Models based on variable fractional digestion rates to describe ruminal in situ digestion.

Using a first-order model to describe ruminal in situ digestion implies that the rate of digestion is affected only by the quantity of potentially digestible substrate remaining. Other factors, like the microbial efficacy for digesting substrate, are assumed to be constant. However, microbes are not only the cause but also the result of digestion, being one of the digestion end-products. Two sigmoidal models (a logistic and a Gompertz-like model) were derived from a general digestion function in which the rate of digestion equals the product of the quantity of potentially digestible substrate remaining and a non-constant fractional rate of digestion (microbial efficacy function). The models were compared with a first-order model with a discrete lag time. The logistic model specifically accounted for the conversion of substrate mass to microbial mass, but did not describe microbial migration between the substrate and the ruminal fluid. In contrast, the Gompertz-like model assumed that the change in microbial efficacy was only time-dependent.
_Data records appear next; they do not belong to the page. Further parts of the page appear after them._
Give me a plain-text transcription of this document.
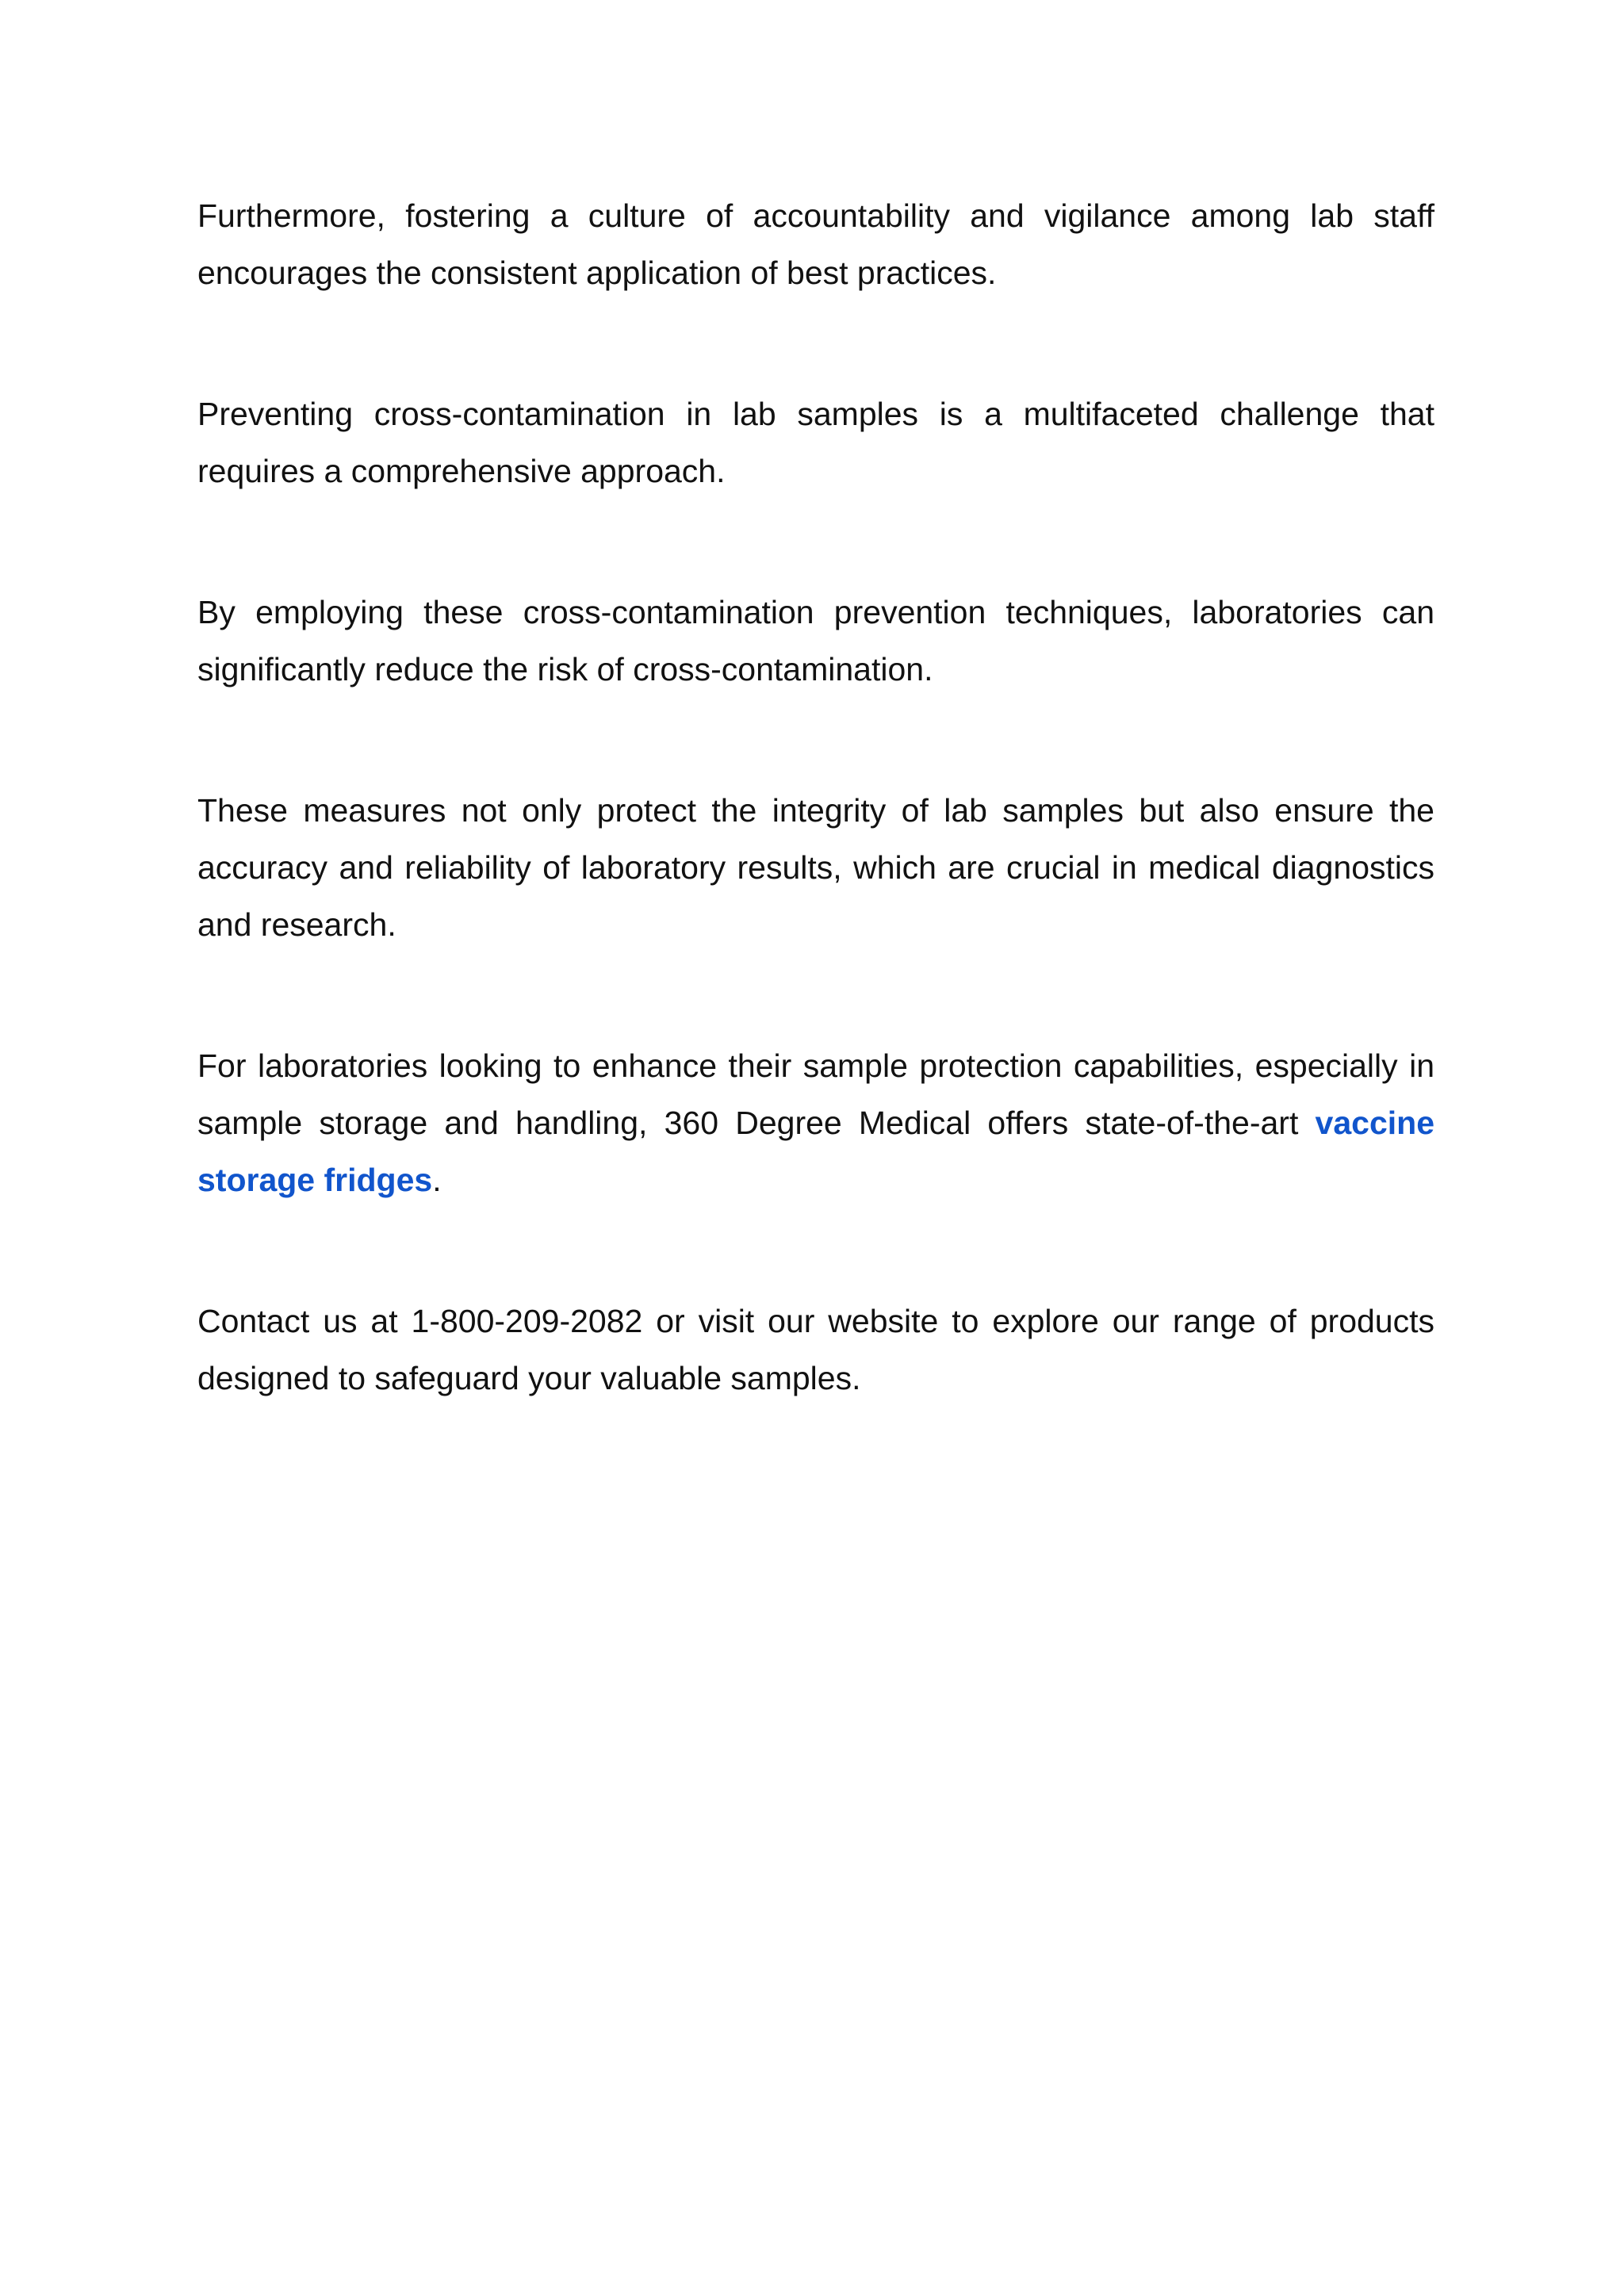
Furthermore, fostering a culture of accountability and vigilance among lab staff encourages the consistent application of best practices.

Preventing cross-contamination in lab samples is a multifaceted challenge that requires a comprehensive approach.

By employing these cross-contamination prevention techniques, laboratories can significantly reduce the risk of cross-contamination.

These measures not only protect the integrity of lab samples but also ensure the accuracy and reliability of laboratory results, which are crucial in medical diagnostics and research.

For laboratories looking to enhance their sample protection capabilities, especially in sample storage and handling, 360 Degree Medical offers state-of-the-art vaccine storage fridges.

Contact us at 1-800-209-2082 or visit our website to explore our range of products designed to safeguard your valuable samples.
There was little difference between models in estimates of scale parameters, but the asymptotic microbial efficacy was consistently higher for the logistic model than for the other models. Estimates of discrete lag time in the first-order model were biased towards obtaining values identical to the independent variable. Scale estimators appeared to be more robust than kinetic estimators. Lack-of-fit was present for most model-data set combinations. The similar patterns of residuals between models suggested that a four-parameter model may be insufficient to describe the data. It was concluded that if a four-parameter model is to be used, the model with a discrete lag time would be the least biologically appropriate.